1. First, they quoted and complained a bit about the Clarion Ledger article and the information in the public domain. That’s the surest way to get . . . more press coverage, which seems to be what they want. Remember, the Scruggs venue change motion – the one with the cartoon inside the pleading?

The defense does have access, however, to yesterday’s Jackson Clarion Ledger story by Jerry Mitchell which purports to describe the testimony of government witness Timothy Balducci, based upon deposition testimony Balducci purportedly gave in the Eaton v. F risby case. A copy of this story is attached as Exhibit A. Based upon this account, Balducci himself apparently will say that a critical order entered by Judge DeLaughter was so legally deficient that Dickie Scruggs supposedly settled the lawsuit “rather than risk exposure on appeal.” (Exhibit A, p. 2).

2. They filed it on a Friday, which is often a ploy to get Sunday newsprint coverage.
3. They tried to publicly pit the potential witnesses (Scruggs and Balducci) against each other and scrap at their credibility.

Moreover, this testimony, if it is Balducci’s testimony, would seem to fly in the face of the government’s convoluted motion in limine theory. While not having any more access to Balducci’s anticipated testimony, than the anticipated testimony of Dickie Scruggs, counsel are also privy, however, to a public pleading Scruggs filed, coincidentally or not, the very same day the Balducci story ran in the Clarion Ledger.

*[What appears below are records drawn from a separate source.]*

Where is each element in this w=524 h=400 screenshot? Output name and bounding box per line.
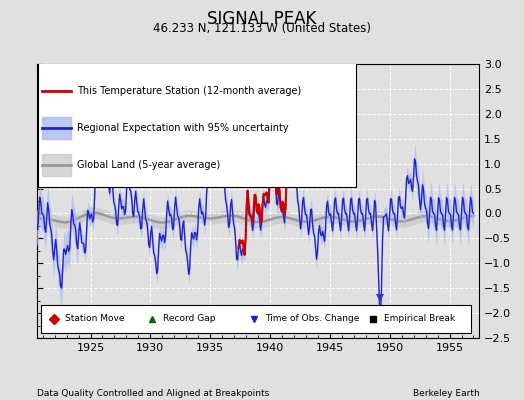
Text: Time of Obs. Change: Time of Obs. Change — [265, 314, 359, 323]
Text: Record Gap: Record Gap — [163, 314, 215, 323]
Text: Station Move: Station Move — [66, 314, 125, 323]
Bar — [38, 54, 356, 187]
Text: 46.233 N, 121.133 W (United States): 46.233 N, 121.133 W (United States) — [153, 22, 371, 35]
Text: Global Land (5-year average): Global Land (5-year average) — [78, 160, 221, 170]
Text: SIGNAL PEAK: SIGNAL PEAK — [208, 10, 316, 28]
Text: This Temperature Station (12-month average): This Temperature Station (12-month avera… — [78, 86, 302, 96]
Text: Empirical Break: Empirical Break — [384, 314, 455, 323]
Text: Berkeley Earth: Berkeley Earth — [413, 389, 479, 398]
Text: Data Quality Controlled and Aligned at Breakpoints: Data Quality Controlled and Aligned at B… — [37, 389, 269, 398]
Text: Regional Expectation with 95% uncertainty: Regional Expectation with 95% uncertaint… — [78, 123, 289, 133]
Bar — [41, 305, 471, 332]
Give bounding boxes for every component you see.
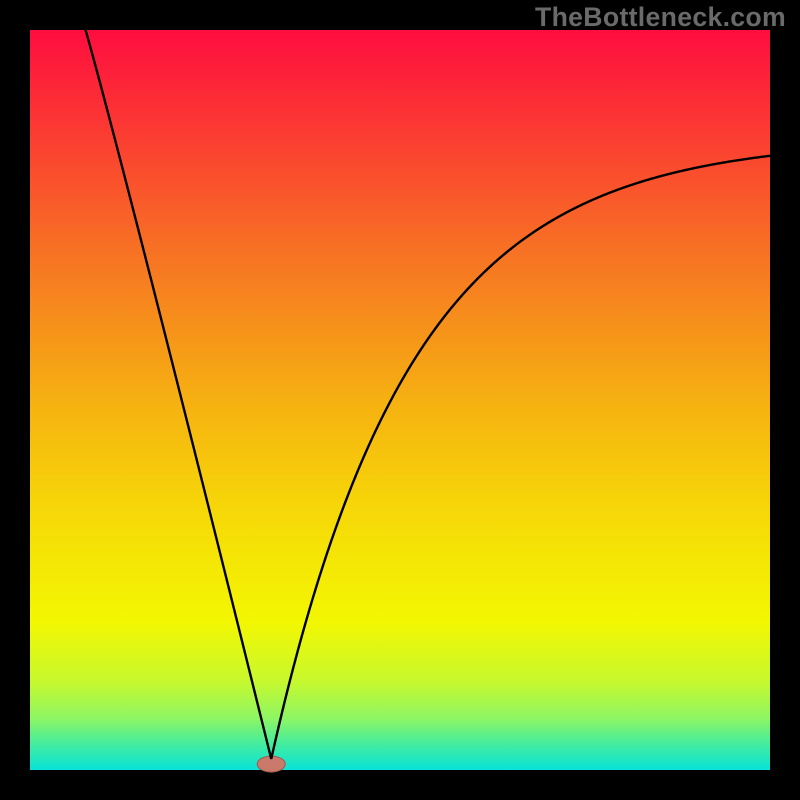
plot-background	[30, 30, 770, 770]
chart-container: TheBottleneck.com	[0, 0, 800, 800]
bottleneck-curve-chart	[0, 0, 800, 800]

They also filed a Brady motion (seeking potentially favorable or exculpatory evidence) with two interesting tidbits.

1. They want the full motherlode on Ed Peters

Any reports, memoranda, notes, transcripts, tape or video recordings,correspondence, or other memorialization of known or suspected criminal activity in which a potential government witness has engaged, or is suspected to have engaged in, which has not resulted in prosecution or conviction. This request specifically includes, but is not limited to, investigations of the government’s
immunized witness, Edward Peters.

2. They indicate they will threated to drag Lott and Cochran into the fray.

Any handwritten notes, memoranda, correspondence, transcripts, oral or written statements, or other memorializations pertaining to persons interviewed by the government regarding their participation in the matters referred to in the case who have stated, in substance, that there was no quid pro quo with respect to any efforts to obtain a federal judgeship for Defendant, or that whatever efforts that were made were of no value or were no more than would be done for any prospective or interested federal judicial candidate. This request specifically includes, but is not limited to, any interviews of United States Senators Trent Lott or Thad Cochran.

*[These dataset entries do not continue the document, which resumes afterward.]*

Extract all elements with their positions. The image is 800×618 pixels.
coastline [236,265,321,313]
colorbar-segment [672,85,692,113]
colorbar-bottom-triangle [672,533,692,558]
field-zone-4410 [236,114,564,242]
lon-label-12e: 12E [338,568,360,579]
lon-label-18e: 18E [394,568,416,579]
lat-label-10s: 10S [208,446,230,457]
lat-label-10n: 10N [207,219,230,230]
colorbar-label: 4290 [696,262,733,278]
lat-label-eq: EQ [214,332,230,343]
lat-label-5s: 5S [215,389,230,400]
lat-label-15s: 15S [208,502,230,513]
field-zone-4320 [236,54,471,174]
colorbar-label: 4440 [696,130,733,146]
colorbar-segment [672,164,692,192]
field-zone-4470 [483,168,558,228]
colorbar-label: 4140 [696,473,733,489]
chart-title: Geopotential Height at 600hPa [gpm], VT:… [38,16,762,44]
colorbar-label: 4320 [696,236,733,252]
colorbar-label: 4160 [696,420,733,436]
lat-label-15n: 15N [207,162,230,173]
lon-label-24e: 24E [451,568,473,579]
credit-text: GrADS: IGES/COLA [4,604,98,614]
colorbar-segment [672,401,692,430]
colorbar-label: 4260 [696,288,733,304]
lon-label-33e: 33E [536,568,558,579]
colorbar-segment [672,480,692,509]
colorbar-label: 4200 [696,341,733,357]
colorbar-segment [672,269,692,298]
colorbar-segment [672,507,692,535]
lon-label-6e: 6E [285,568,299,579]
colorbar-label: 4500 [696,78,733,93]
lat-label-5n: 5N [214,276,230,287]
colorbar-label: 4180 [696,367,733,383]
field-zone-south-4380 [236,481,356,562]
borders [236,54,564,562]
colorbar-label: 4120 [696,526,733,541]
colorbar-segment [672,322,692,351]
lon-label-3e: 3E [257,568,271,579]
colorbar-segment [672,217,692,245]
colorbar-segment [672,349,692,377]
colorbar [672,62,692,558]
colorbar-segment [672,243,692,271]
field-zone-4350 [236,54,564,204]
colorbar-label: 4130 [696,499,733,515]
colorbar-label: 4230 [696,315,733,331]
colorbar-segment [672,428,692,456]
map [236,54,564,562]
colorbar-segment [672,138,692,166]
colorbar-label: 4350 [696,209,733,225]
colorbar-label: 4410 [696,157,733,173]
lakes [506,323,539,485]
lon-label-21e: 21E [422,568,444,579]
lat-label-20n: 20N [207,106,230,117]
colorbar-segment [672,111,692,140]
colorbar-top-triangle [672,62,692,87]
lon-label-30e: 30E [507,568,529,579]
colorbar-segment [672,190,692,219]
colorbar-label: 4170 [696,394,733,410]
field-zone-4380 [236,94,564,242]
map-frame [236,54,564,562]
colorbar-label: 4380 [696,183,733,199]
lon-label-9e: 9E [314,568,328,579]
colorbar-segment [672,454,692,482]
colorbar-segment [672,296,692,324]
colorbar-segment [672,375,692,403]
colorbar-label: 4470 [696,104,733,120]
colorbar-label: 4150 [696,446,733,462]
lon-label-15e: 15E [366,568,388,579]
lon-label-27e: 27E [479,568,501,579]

In my opinion, things continue to look really bad for DeLaughter. I think he could make it all go away for 1 year in jail. If he rolls the dice at trial and loses, he’ll spend 6-8 years in jail. No federal judge will take it easy on a “crooked judge” at sentencing time. Even if the quid pro quo issue falls his way, he’s got three massive problems.

1. If the evidence is at it has been presented, he shoveled ex parte motions around in the Wilson case and may have done much worse in Eaton v. Frisby.
2. If it’s proven that he substantially lied or misled investigators under oath, that’s the ball game, regardless of this quid pro quo, I-may-be-a-dirtbag-but-I’m-not-a-felon, Paul Minor-esque argument that seems to have no legs whatsoever.
3. He will still be facing testimony from two people (Scruggs and Langston) that have specifically pleaded guilty to crimes associated with bribing HIM. It would be pretty hard to argue to a jury that they pled guilty and went to jail because they didn’t have anything better to do. Oh yeah, and Peters and Balducci are out there ready to testify, too.